Une situation chaotique ne devient « tactique » que si on possède certaines clefs. L’expert « comprend » ainsi tout de suite des choses qui échappent au novice. Prenons l’exemple du bruit des balles. Une balle, animée d’une vitesse initiale supérieure à celle du son, produit par son frottement dans l’air un « bang » supersonique et un sifflement qui accompagnent le projectile sur sa trajectoire. Ces bruits sont distincts de la détonation du départ. La connaissance de ce phénomène permet de déterminer l’origine du tir en repérant le bruit plus sourd et plus tardif de la détonation de départ. L’écart entre le claquement et la détonation peut même fournir la distance de l’ennemi (à raison de 300 mètres par seconde d’écart). Si le sifflement est perçu, cela signifie de manière certaine que l’on est dans l’axe du tir. Un fantassin expérimenté donne ainsi du sens au moindre détail sonore alors qu’un « bleu » reste dans la confusion. Dans cet exemple, le novice aura tendance à confondre le claquement de la balle avec la détonation de départ et donc à se tromper dangereusement sur l’origine de la menace.
A partir de cette fusion d’informations l’homme construit sa vision de la situation. L’apparition d’une information « saillante » modifie cette vision et entraîne un processus de décision. Le processus débute par le choix inconscient de la vitesse d’analyse en fonction de l’urgence ou de la complexité de la situation. On peut choisir un cycle « réflexe » de quelques secondes pour des actes simples (tirer, bondir, etc.), un cycle intermédiaire, dit « court », pour des combinaisons d’actions ou un cycle « long » de plusieurs minutes pour des procédés complexes. Un combat de plusieurs heures peut ainsi comprendre deux ou trois cycles longs, quelques dizaines de cycles courts et plusieurs centaines de cycles réflexes. Chacun de ces cycles est une combinaison de souvenirs et de réflexion logique en fonction des délais disponibles et du degré d’expérience du combat. Lorsque la situation est familière, le chef de groupe choisit presque toujours une solution qui a bien fonctionné précédemment. Il lui suffit de reconnaître une situation pour amorcer un processus immédiat de recherche de réponse « typique » dans sa mémoire inconsciente. Plus la banque de données est riche (et surtout riche en expériences marquées émotionnellement comme positives) et plus cette recherche est rapide et bien sûr efficace.

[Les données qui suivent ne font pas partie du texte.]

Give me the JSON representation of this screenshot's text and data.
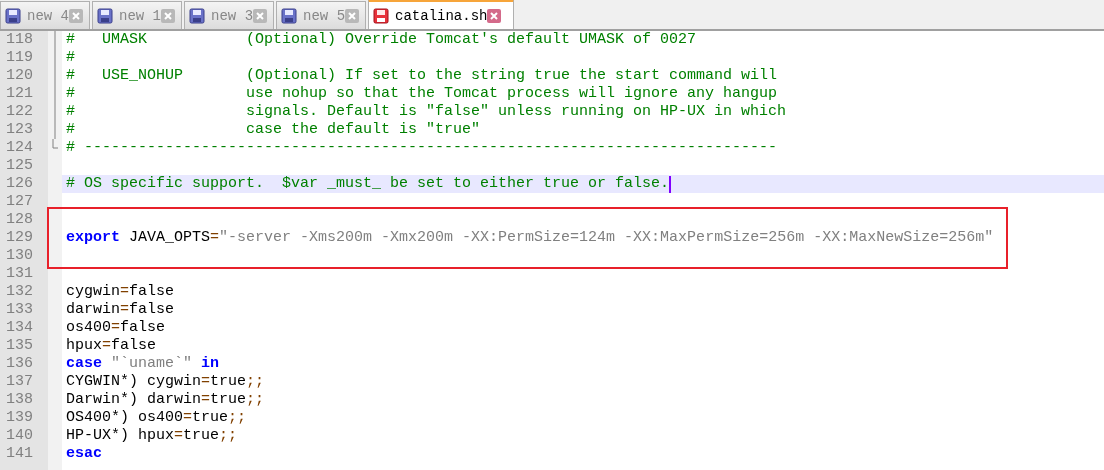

Si la situation ne ressemble pas quelque chose de connu ou si la solution qui vient à l’esprit ne convient pas, la réflexion « logique » prend le relais. Un novice qui, par définition, ne possède qu’une faible expérience, sera obligé de compenser cette lacune par plus de réflexion logique. Or, cette réflexion est beaucoup plus longue et coûteuse en énergie que l’appel aux souvenirs. Le novice aura donc tendance à utiliser des cycles plus longs que ceux de l’expert ou à se « focaliser ». A la limite, un « bleu » jeté sans entraînement sur le front sera incapable d’utiliser des cycles courts, car il n’a aucun souvenir sur lequel s’appuyer. Il risque de se trouver dans une position délicate face à une surprise ou des adversaires plus rapides.
L’analyse offre rarement plus de deux options. Le choix est alors conditionné par quelques critères : la mission reçue, le seuil de risque acceptable et les objectifs personnels (« être à la hauteur », obtenir une médaille, mettre en confiance le groupe, etc.). La nécessité de franchir le seuil de risque acceptable impose une importante pression psychologique. L’évaluation de ce seuil, très subjective, est donc importante. Elle repose en grande partie sur la confiance que l’on a dans ses compétences, ses moyens, ses voisins, ses chefs, etc. Elle peut ainsi aboutir à un niveau très bas lorsque des unités effectuent des missions hors de leur domaine de compétence. La solution choisie est alors la première qui apparaît à l’esprit et qui satisfait à tous ces critères.